Memang benar dalam sistem yang tegak di Indonesia saat ini terdapat aturan hukum yang mengatur judi. Hal ini sebagaimana dalam KUHP Baru atau UU 1/2023 menurut ketentuan Pasal 426 ayat (1) bahwa pelaku judi dapat dipidana dengan pidana penjara paling lama sembilan tahun atau pidana denda paling banyak kategori VI (Rp2 miliar). Juga Pasal 427 bahwa orang yang menggunakan kesempatan main judi yang diadakan tanpa izin, dipidana dengan pidana penjara paling lama tiga tahun atau pidana denda paling banyak kategori III (Rp50 juta).

Adapun mengenai sanksi bagi pelaku judol secara spesifik diatur dalam UU ITE (UU 1/2024), yakni dalam Pasal 45 ayat (3) yang menerangkan bahwa setiap orang yang dengan sengaja dan tanpa hak mendistribusikan, mentransmisikan, dan/atau membuat dapat diaksesnya informasi elektronik dan/atau dokumen elektronik yang memiliki muatan perjudian dipidana penjara paling lama 10 tahun dan/denda paling banyak Rp 10 miliar.

Meski demikian, nyatanya sanksi dalam hukum positif Indonesia tidak mampu membuat pelaku judi jera. Buktinya pelaku judol semakin hari semakin bertambah hingga membuat masyarakat resah.

Sungguh memalukan dan memilukan, ketika negri yang mayoritas muslim menjadi "surga" bagi judol. Namun tak heran, karna sistem yang diterapkan saat ini adalah sistem kapitalisme sekuler yang memisahkan agama dari kehidupan. Dimana aturan agama dikesampinggkan namun kesenangan dan kebahagiaan diutamakan, halal haram tak jadi acuan. Maka sebanyak apapun aturan yang dibuat oleh sistem kapitalisme sekuler saat ini, tidak akan membuat para pelaku kemaksiatan dan pelaku judol jera.
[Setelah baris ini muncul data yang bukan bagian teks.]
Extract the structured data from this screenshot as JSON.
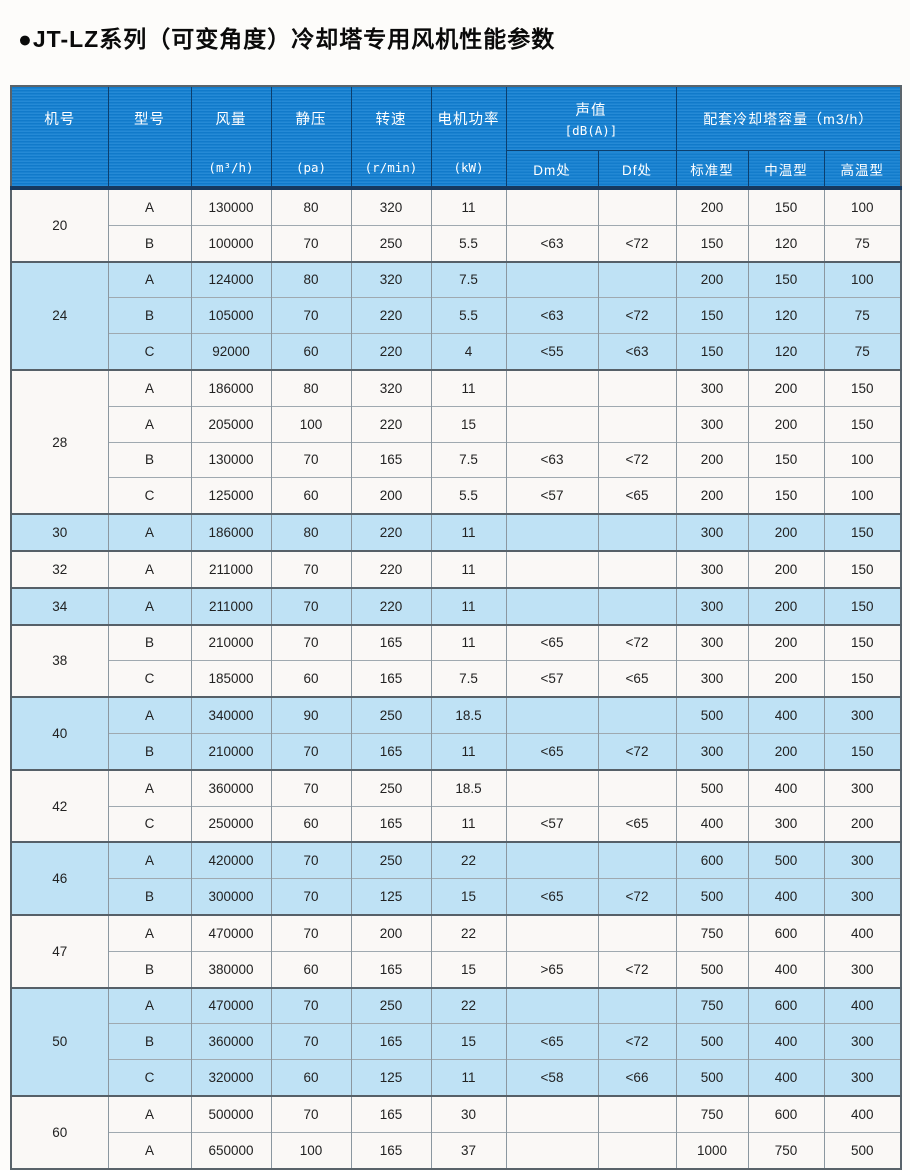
{
  "title": "●JT-LZ系列（可变角度）冷却塔专用风机性能参数",
  "table": {
    "header": {
      "main_cols": [
        {
          "name": "机号",
          "unit": ""
        },
        {
          "name": "型号",
          "unit": ""
        },
        {
          "name": "风量",
          "unit": "(m³/h)"
        },
        {
          "name": "静压",
          "unit": "(pa)"
        },
        {
          "name": "转速",
          "unit": "(r/min)"
        },
        {
          "name": "电机功率",
          "unit": "(kW)"
        }
      ],
      "sound": {
        "name": "声值",
        "unit": "[dB(A)]",
        "subcols": [
          "Dm处",
          "Df处"
        ]
      },
      "capacity": {
        "name": "配套冷却塔容量（m3/h）",
        "subcols": [
          "标准型",
          "中温型",
          "高温型"
        ]
      }
    },
    "groups": [
      {
        "machine_no": "20",
        "tint": "white",
        "rows": [
          {
            "model": "A",
            "airflow": "130000",
            "static_pressure": "80",
            "speed": "320",
            "power": "11",
            "dm": "",
            "df": "",
            "standard": "200",
            "medium": "150",
            "high": "100"
          },
          {
            "model": "B",
            "airflow": "100000",
            "static_pressure": "70",
            "speed": "250",
            "power": "5.5",
            "dm": "<63",
            "df": "<72",
            "standard": "150",
            "medium": "120",
            "high": "75"
          }
        ]
      },
      {
        "machine_no": "24",
        "tint": "blue",
        "rows": [
          {
            "model": "A",
            "airflow": "124000",
            "static_pressure": "80",
            "speed": "320",
            "power": "7.5",
            "dm": "",
            "df": "",
            "standard": "200",
            "medium": "150",
            "high": "100"
          },
          {
            "model": "B",
            "airflow": "105000",
            "static_pressure": "70",
            "speed": "220",
            "power": "5.5",
            "dm": "<63",
            "df": "<72",
            "standard": "150",
            "medium": "120",
            "high": "75"
          },
          {
            "model": "C",
            "airflow": "92000",
            "static_pressure": "60",
            "speed": "220",
            "power": "4",
            "dm": "<55",
            "df": "<63",
            "standard": "150",
            "medium": "120",
            "high": "75"
          }
        ]
      },
      {
        "machine_no": "28",
        "tint": "white",
        "rows": [
          {
            "model": "A",
            "airflow": "186000",
            "static_pressure": "80",
            "speed": "320",
            "power": "11",
            "dm": "",
            "df": "",
            "standard": "300",
            "medium": "200",
            "high": "150"
          },
          {
            "model": "A",
            "airflow": "205000",
            "static_pressure": "100",
            "speed": "220",
            "power": "15",
            "dm": "",
            "df": "",
            "standard": "300",
            "medium": "200",
            "high": "150"
          },
          {
            "model": "B",
            "airflow": "130000",
            "static_pressure": "70",
            "speed": "165",
            "power": "7.5",
            "dm": "<63",
            "df": "<72",
            "standard": "200",
            "medium": "150",
            "high": "100"
          },
          {
            "model": "C",
            "airflow": "125000",
            "static_pressure": "60",
            "speed": "200",
            "power": "5.5",
            "dm": "<57",
            "df": "<65",
            "standard": "200",
            "medium": "150",
            "high": "100"
          }
        ]
      },
      {
        "machine_no": "30",
        "tint": "blue",
        "rows": [
          {
            "model": "A",
            "airflow": "186000",
            "static_pressure": "80",
            "speed": "220",
            "power": "11",
            "dm": "",
            "df": "",
            "standard": "300",
            "medium": "200",
            "high": "150"
          }
        ]
      },
      {
        "machine_no": "32",
        "tint": "white",
        "rows": [
          {
            "model": "A",
            "airflow": "211000",
            "static_pressure": "70",
            "speed": "220",
            "power": "11",
            "dm": "",
            "df": "",
            "standard": "300",
            "medium": "200",
            "high": "150"
          }
        ]
      },
      {
        "machine_no": "34",
        "tint": "blue",
        "rows": [
          {
            "model": "A",
            "airflow": "211000",
            "static_pressure": "70",
            "speed": "220",
            "power": "11",
            "dm": "",
            "df": "",
            "standard": "300",
            "medium": "200",
            "high": "150"
          }
        ]
      },
      {
        "machine_no": "38",
        "tint": "white",
        "rows": [
          {
            "model": "B",
            "airflow": "210000",
            "static_pressure": "70",
            "speed": "165",
            "power": "11",
            "dm": "<65",
            "df": "<72",
            "standard": "300",
            "medium": "200",
            "high": "150"
          },
          {
            "model": "C",
            "airflow": "185000",
            "static_pressure": "60",
            "speed": "165",
            "power": "7.5",
            "dm": "<57",
            "df": "<65",
            "standard": "300",
            "medium": "200",
            "high": "150"
          }
        ]
      },
      {
        "machine_no": "40",
        "tint": "blue",
        "rows": [
          {
            "model": "A",
            "airflow": "340000",
            "static_pressure": "90",
            "speed": "250",
            "power": "18.5",
            "dm": "",
            "df": "",
            "standard": "500",
            "medium": "400",
            "high": "300"
          },
          {
            "model": "B",
            "airflow": "210000",
            "static_pressure": "70",
            "speed": "165",
            "power": "11",
            "dm": "<65",
            "df": "<72",
            "standard": "300",
            "medium": "200",
            "high": "150"
          }
        ]
      },
      {
        "machine_no": "42",
        "tint": "white",
        "rows": [
          {
            "model": "A",
            "airflow": "360000",
            "static_pressure": "70",
            "speed": "250",
            "power": "18.5",
            "dm": "",
            "df": "",
            "standard": "500",
            "medium": "400",
            "high": "300"
          },
          {
            "model": "C",
            "airflow": "250000",
            "static_pressure": "60",
            "speed": "165",
            "power": "11",
            "dm": "<57",
            "df": "<65",
            "standard": "400",
            "medium": "300",
            "high": "200"
          }
        ]
      },
      {
        "machine_no": "46",
        "tint": "blue",
        "rows": [
          {
            "model": "A",
            "airflow": "420000",
            "static_pressure": "70",
            "speed": "250",
            "power": "22",
            "dm": "",
            "df": "",
            "standard": "600",
            "medium": "500",
            "high": "300"
          },
          {
            "model": "B",
            "airflow": "300000",
            "static_pressure": "70",
            "speed": "125",
            "power": "15",
            "dm": "<65",
            "df": "<72",
            "standard": "500",
            "medium": "400",
            "high": "300"
          }
        ]
      },
      {
        "machine_no": "47",
        "tint": "white",
        "rows": [
          {
            "model": "A",
            "airflow": "470000",
            "static_pressure": "70",
            "speed": "200",
            "power": "22",
            "dm": "",
            "df": "",
            "standard": "750",
            "medium": "600",
            "high": "400"
          },
          {
            "model": "B",
            "airflow": "380000",
            "static_pressure": "60",
            "speed": "165",
            "power": "15",
            "dm": ">65",
            "df": "<72",
            "standard": "500",
            "medium": "400",
            "high": "300"
          }
        ]
      },
      {
        "machine_no": "50",
        "tint": "blue",
        "rows": [
          {
            "model": "A",
            "airflow": "470000",
            "static_pressure": "70",
            "speed": "250",
            "power": "22",
            "dm": "",
            "df": "",
            "standard": "750",
            "medium": "600",
            "high": "400"
          },
          {
            "model": "B",
            "airflow": "360000",
            "static_pressure": "70",
            "speed": "165",
            "power": "15",
            "dm": "<65",
            "df": "<72",
            "standard": "500",
            "medium": "400",
            "high": "300"
          },
          {
            "model": "C",
            "airflow": "320000",
            "static_pressure": "60",
            "speed": "125",
            "power": "11",
            "dm": "<58",
            "df": "<66",
            "standard": "500",
            "medium": "400",
            "high": "300"
          }
        ]
      },
      {
        "machine_no": "60",
        "tint": "white",
        "rows": [
          {
            "model": "A",
            "airflow": "500000",
            "static_pressure": "70",
            "speed": "165",
            "power": "30",
            "dm": "",
            "df": "",
            "standard": "750",
            "medium": "600",
            "high": "400"
          },
          {
            "model": "A",
            "airflow": "650000",
            "static_pressure": "100",
            "speed": "165",
            "power": "37",
            "dm": "",
            "df": "",
            "standard": "1000",
            "medium": "750",
            "high": "500"
          }
        ]
      }
    ]
  }
}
Maka sudah saatnya kita kembali pada sistem Islam. Sistem yang melindungi masyarakatnya dari segala kemaksiatan termasuk judol yang jelas-jelas Allah haramkan.

Allah Taala berfirman: "Hai orang-orang yang beriman, sesungguhnya (meminum) khamar, berjudi, (berqurban untuk) berhala, dan mengundi nasib dengan anak panah adalah perbuatan setan.Maka jauhilah perbuatan itu agar kamu mendapat keberuntungan.Sesungguhnya setan hanya bermaksud menimbulkan permusuhan dan kebencian di antara kamu melalui minuman keras dan judi serta (bermaksud) menghalangi kamu dari mengingat Allah dan (melaksanakan) salat, maka berhentilah kamu dari (mengerjakan pekerjaan itu)."(TQS.Al-Maidah [5]:90-91).

Dalam ayat tersebut Allah memposisikan judi sebagai perbuatan setan, Allah juga memerintahkan umat islam untuk menjauhi perbuatan perbuatan yang merugikan, bahkan menjauhi perbuatan tersebut sebagi keberuntungan.

Dalam Islam negara akan melindungi rakyatnya dari segala kemaksiatan termasuk judol. Jika ada yang melakukan kemaksiatan seperti judol, maka negara akan memberikan sansi tegas terhadap pelaku judi berupa ta’zir. Ta’zir yang diberikan beragam bentuknya, di antaranya adalah hukuman cambuk bagi pelaku judi, hukuman maksimalnya, misalnya untuk bandar judi, adalah hukuman mati.

Negara juga akan memblokir situs-situs perjudian dan melakukan perlindungan dalam dunia digital. Dengan terus mengembangkan teknologi, negara akan membuat sistem yang langsung dapat mendeteksi aplikasi yang berbau judi. Selain itu, negara akan memberikan edukasi pada umat tentang haramnya perjudian dengan menguatkan keimanan.

Namun, semua itu hanya bisa terwujud dalam sistem islam kaffah dalam naungan khilafah ala minhajin nubuwwah.